Q8. What are the lender’s obligations in post-closing QC if the lender discovers an undisclosed non-mortgage liability on a loan that had a rep & warrant relief message? 

Lenders remain responsible for the review of all source documents to verify the accuracy and integrity of the information used to support the underwriting decision as described in D1-3, Lender Post-Closing QC Mortgage Review, including ensuring all data submitted to DU is true, correct, and complete.

Lenders must continue to adhere to all post-closing QC reverification requirements laid out in D1-3-03, including reverifying the borrower’s credit history by obtaining a new tri-merged credit report and reconciling against the credit report used at origination. 

If the loan received a rep & warrant relief message, then lenders are not required to take into consideration any undisclosed non-mortgage liability in post-closing QC review to confirm the loan’s eligibility if 1) the loan closed by the credit report expiration date, and 2) all conditions for relief were met (including review of source documents for accurate DU data entry and resubmission requirements). Refer to Q11 for more information. 

Q9. What if the lender outsources post-closing QC processes?

Lenders remain fully accountable for all QC requirements, including oversight of outsourced third-party vendors for quality control. Lenders must work closely with any QC vendor to make sure QC-related process efficiencies related to rep & warrant relief are correctly applied only on loans with the appropriate DU messages — and that the QC vendor still performs reverification where it is required.

Q10. How does this rep & warrant relief affect our obligations under ATR/QM? 

Lenders remain responsible for determining what documentation is needed to meet the lender’s obligations under all applicable laws and regulations, including Ability to Repay/Qualified Mortgage (ATR/QM) rule. As with all loans, we provide no assurance to lenders that the loans meet any obligations under applicable law. 

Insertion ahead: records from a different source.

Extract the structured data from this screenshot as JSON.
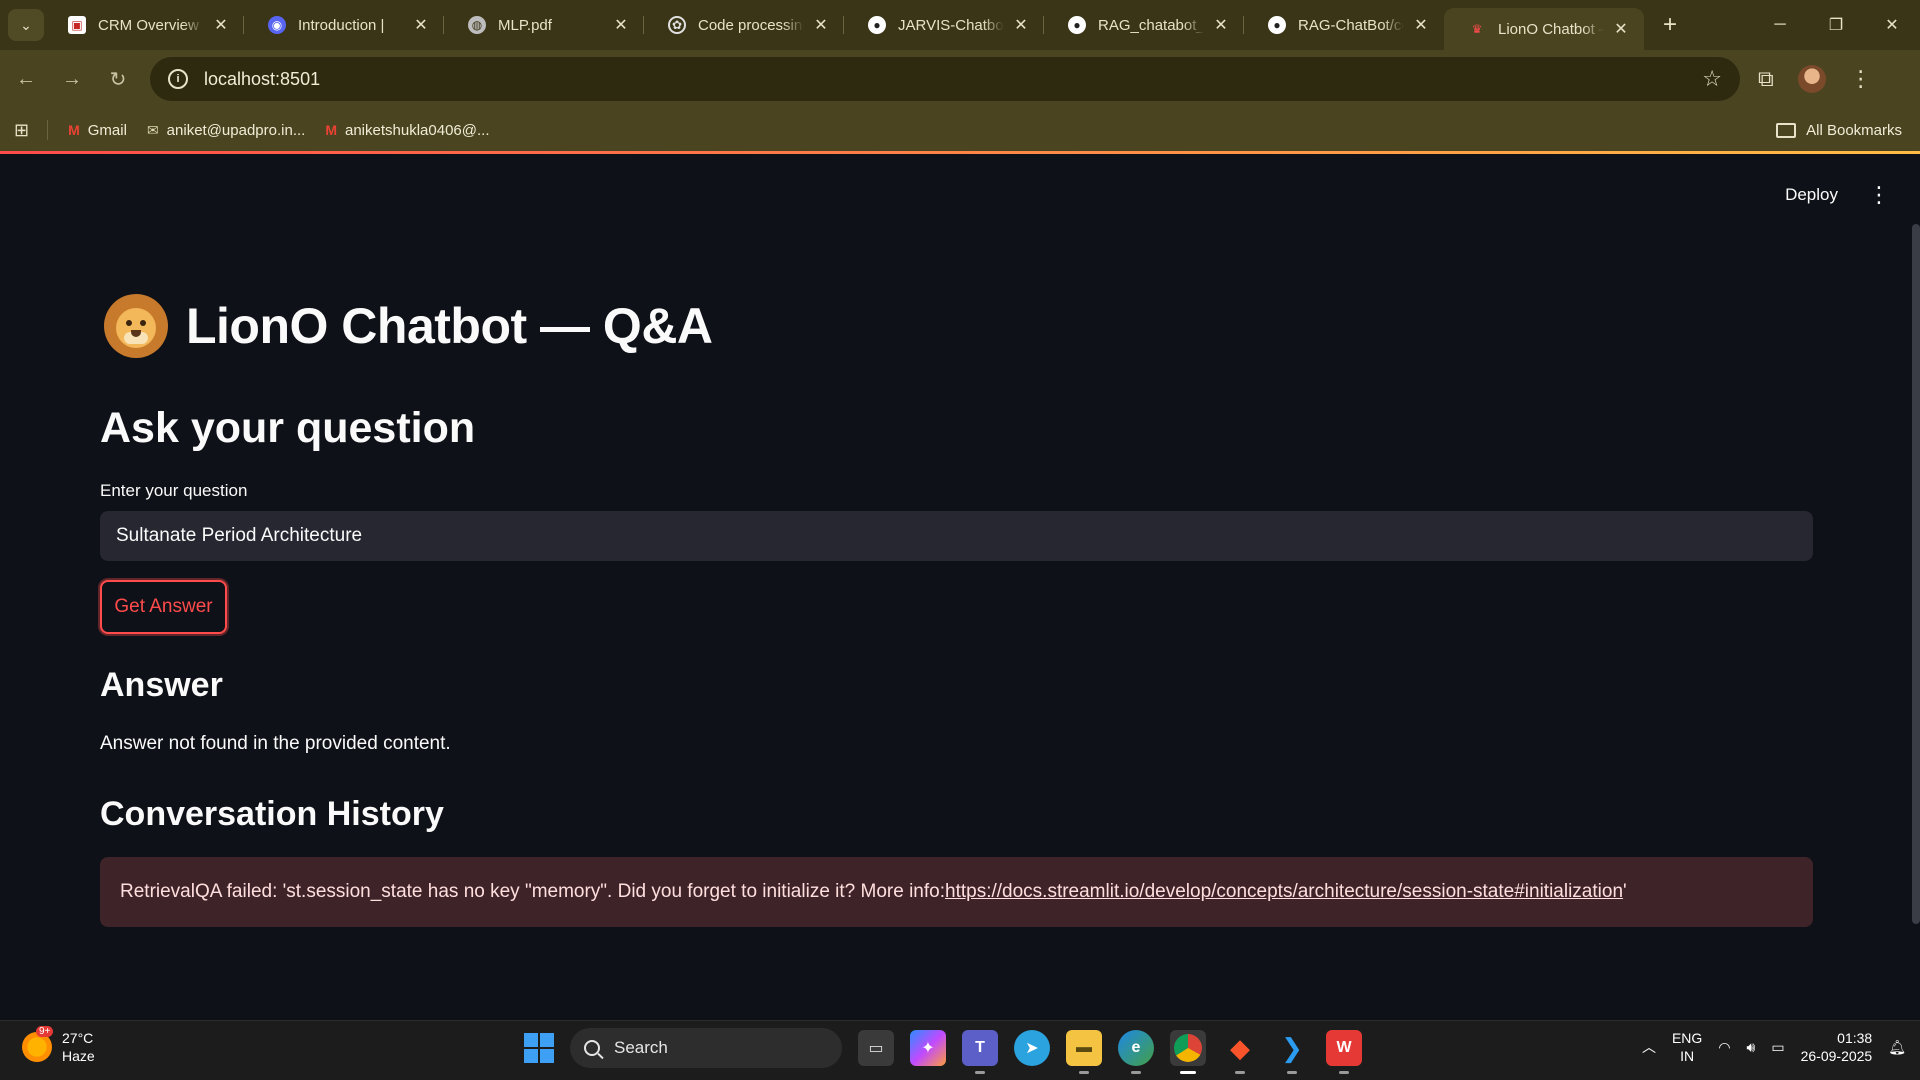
{
  "browser": {
    "tabs": [
      {
        "title": "CRM Overview |",
        "icon": "crm-icon",
        "color": "#ffffff"
      },
      {
        "title": "Introduction |",
        "icon": "discord-icon",
        "color": "#5865f2"
      },
      {
        "title": "MLP.pdf",
        "icon": "globe-icon",
        "color": "#bdbdbd"
      },
      {
        "title": "Code processing",
        "icon": "openai-icon",
        "color": "#e0e0e0"
      },
      {
        "title": "JARVIS-Chatbot-",
        "icon": "github-icon",
        "color": "#ffffff"
      },
      {
        "title": "RAG_chatabot_w",
        "icon": "github-icon",
        "color": "#ffffff"
      },
      {
        "title": "RAG-ChatBot/co",
        "icon": "github-icon",
        "color": "#ffffff"
      },
      {
        "title": "LionO Chatbot —",
        "icon": "streamlit-icon",
        "color": "#ff4b4b"
      }
    ],
    "url": "localhost:8501",
    "bookmarks": [
      {
        "label": "Gmail",
        "icon": "gmail-icon"
      },
      {
        "label": "aniket@upadpro.in...",
        "icon": "mail-icon"
      },
      {
        "label": "aniketshukla0406@...",
        "icon": "gmail-icon"
      }
    ],
    "all_bookmarks_label": "All Bookmarks"
  },
  "app": {
    "deploy_label": "Deploy",
    "title": "LionO Chatbot — Q&A",
    "ask_heading": "Ask your question",
    "input_label": "Enter your question",
    "input_value": "Sultanate Period Architecture",
    "button_label": "Get Answer",
    "answer_heading": "Answer",
    "answer_text": "Answer not found in the provided content.",
    "history_heading": "Conversation History",
    "error_prefix": "RetrievalQA failed: 'st.session_state has no key \"memory\". Did you forget to initialize it? More info: ",
    "error_link": "https://docs.streamlit.io/develop/concepts/architecture/session-state#initialization",
    "error_suffix": "'",
    "colors": {
      "accent": "#ff4b4b",
      "background": "#0e1117",
      "input_bg": "#262730",
      "error_bg": "#3e2428"
    }
  },
  "taskbar": {
    "temperature": "27°C",
    "weather": "Haze",
    "weather_badge": "9+",
    "search_placeholder": "Search",
    "lang_top": "ENG",
    "lang_bottom": "IN",
    "time": "01:38",
    "date": "26-09-2025"
  }
}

Q11. What are the lender’s additional responsibilities when rep & warrant relief for undisclosed liabilities has been offered? 

The following additional requirements apply: 

  • All Verification Messages and Approval Conditions that appear in the DU Underwriting Findings report must be satisfactorily resolved and documented accordingly. 
  • All data on which DU’s recommendation is based must comply with Fannie Mae’s verification requirements and the mortgage loan file must be documented accordingly. 
  • If the lender becomes aware of, or the borrower discloses, changes in the terms of the loan or verified information (such as income, assets, or liabilities prior to closing) that exceeds the resubmission tolerances specified in B3-2-10, Accuracy of DU Data, DU Tolerances, and Errors in the Credit Report (12/04/2019), the data must be updated, and the loan casefile resubmitted to DU.
  • If there is information that is conflicting with or contradictory to the data that was submitted to DU, the lender must perform due diligence to investigate and ensure that accurate data is entered into DU. 
  • The loan must close by the credit report expiration date. 

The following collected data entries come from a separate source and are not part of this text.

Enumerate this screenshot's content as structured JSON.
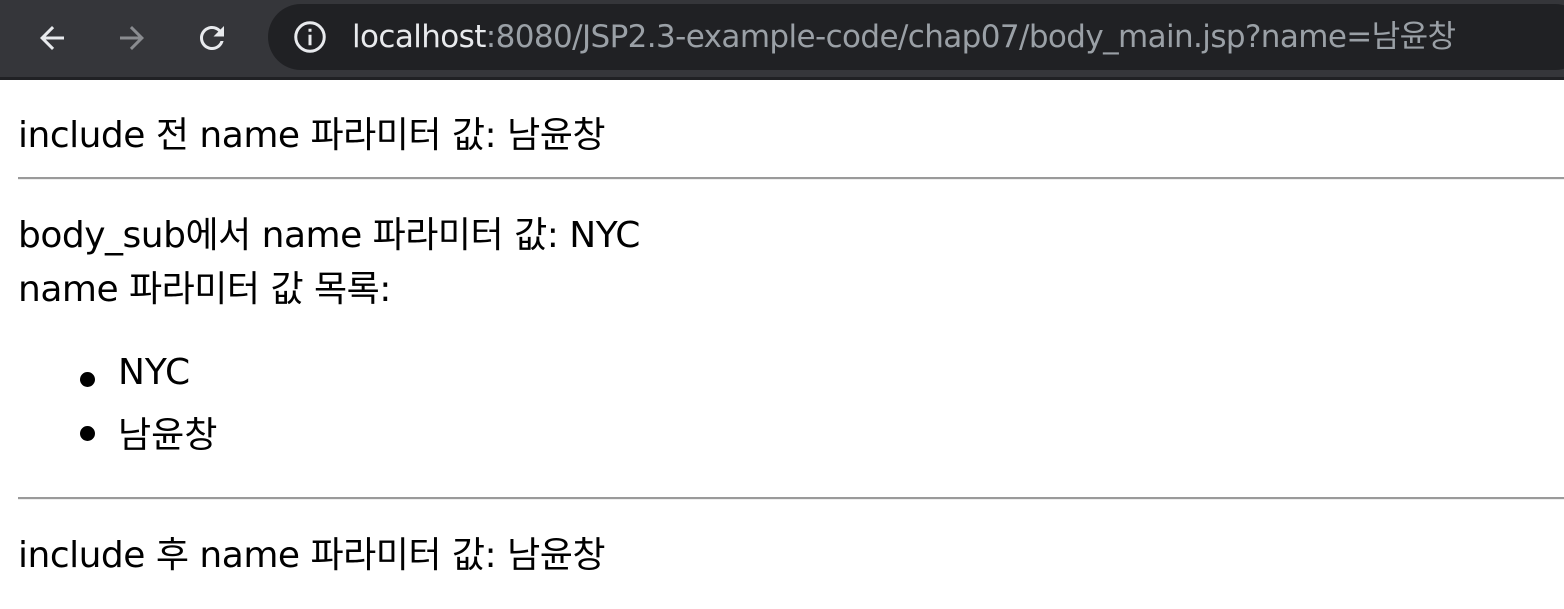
{
  "browser": {
    "url_host": "localhost",
    "url_rest": ":8080/JSP2.3-example-code/chap07/body_main.jsp?name=남윤창",
    "icons": {
      "back": "arrow-left-icon",
      "forward": "arrow-right-icon",
      "reload": "reload-icon",
      "info": "info-icon"
    }
  },
  "page": {
    "before_include": "include 전 name 파라미터 값: 남윤창",
    "sub_param": "body_sub에서 name 파라미터 값: NYC",
    "list_heading": "name 파라미터 값 목록:",
    "values": [
      "NYC",
      "남윤창"
    ],
    "after_include": "include 후 name 파라미터 값: 남윤창"
  }
}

Q12. How does rep & warrant relief for non-mortgage undisclosed liabilities apply to life-of-loan representations and warranties? 

The life-of-loan representations and warranties, as part of the broad representations and warranties framework, apply to all loans delivered to Fannie Mae, for the life of the loan. While Fannie Mae provides lenders with enforcement relief for certain representations and warranties, the life-of-loan representations and warranties continue to apply. 

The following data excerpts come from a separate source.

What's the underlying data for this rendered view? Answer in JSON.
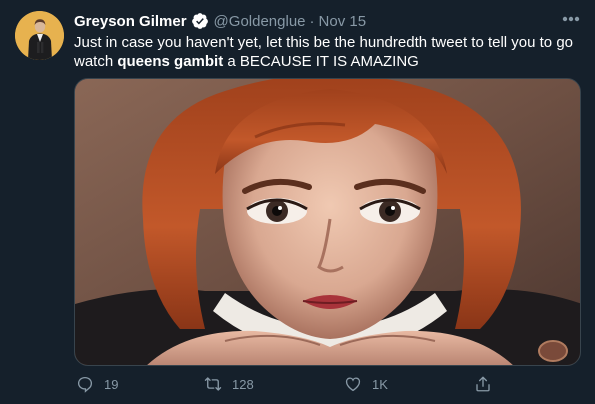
{
  "tweet": {
    "author": "Greyson Gilmer",
    "handle": "@Goldenglue",
    "separator": "·",
    "date": "Nov 15",
    "text_part1": "Just in case you haven't yet, let this be the hundredth tweet to tell you to go watch ",
    "text_bold": "queens gambit",
    "text_part2": " a BECAUSE IT IS AMAZING"
  },
  "actions": {
    "reply_count": "19",
    "retweet_count": "128",
    "like_count": "1K"
  },
  "colors": {
    "background": "#15202b",
    "muted_text": "#8899a6",
    "verified_blue": "#1da1f2"
  },
  "icons": [
    "verified-badge-icon",
    "more-options-icon",
    "reply-icon",
    "retweet-icon",
    "like-icon",
    "share-icon"
  ]
}
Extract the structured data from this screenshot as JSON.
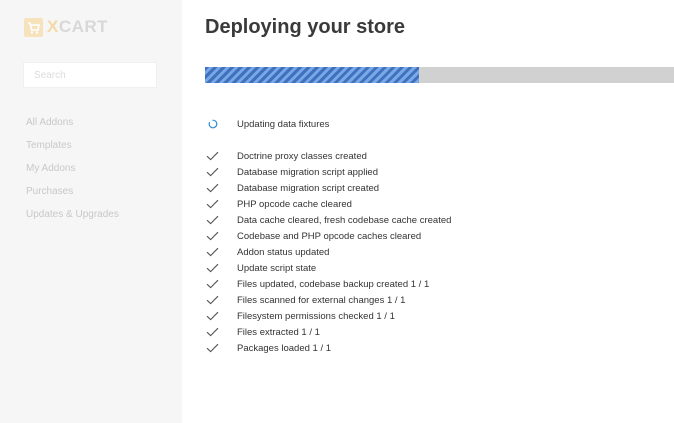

Q13. How does rep & warrant relief for non-mortgage undisclosed liabilities apply to loans with mortgage insurance? 

Lenders represent and warrant that loans sold to Fannie Mae with loan-to-value (LTV) over 80% meet the mortgage insurance requirements set forth in the Selling Guide. Even if a loan meets the criteria for certain rep & warrant enforcement relief, the lender still remains responsible for representations and warranties related to mortgage insurance. If a mortgage insurer rescinds mortgage insurance coverage, lenders may be subject to a repurchase request (or repurchase alternative). Lenders should confirm that the MI company’s recission relief aligns with the rep & warrant enforcement relief offered.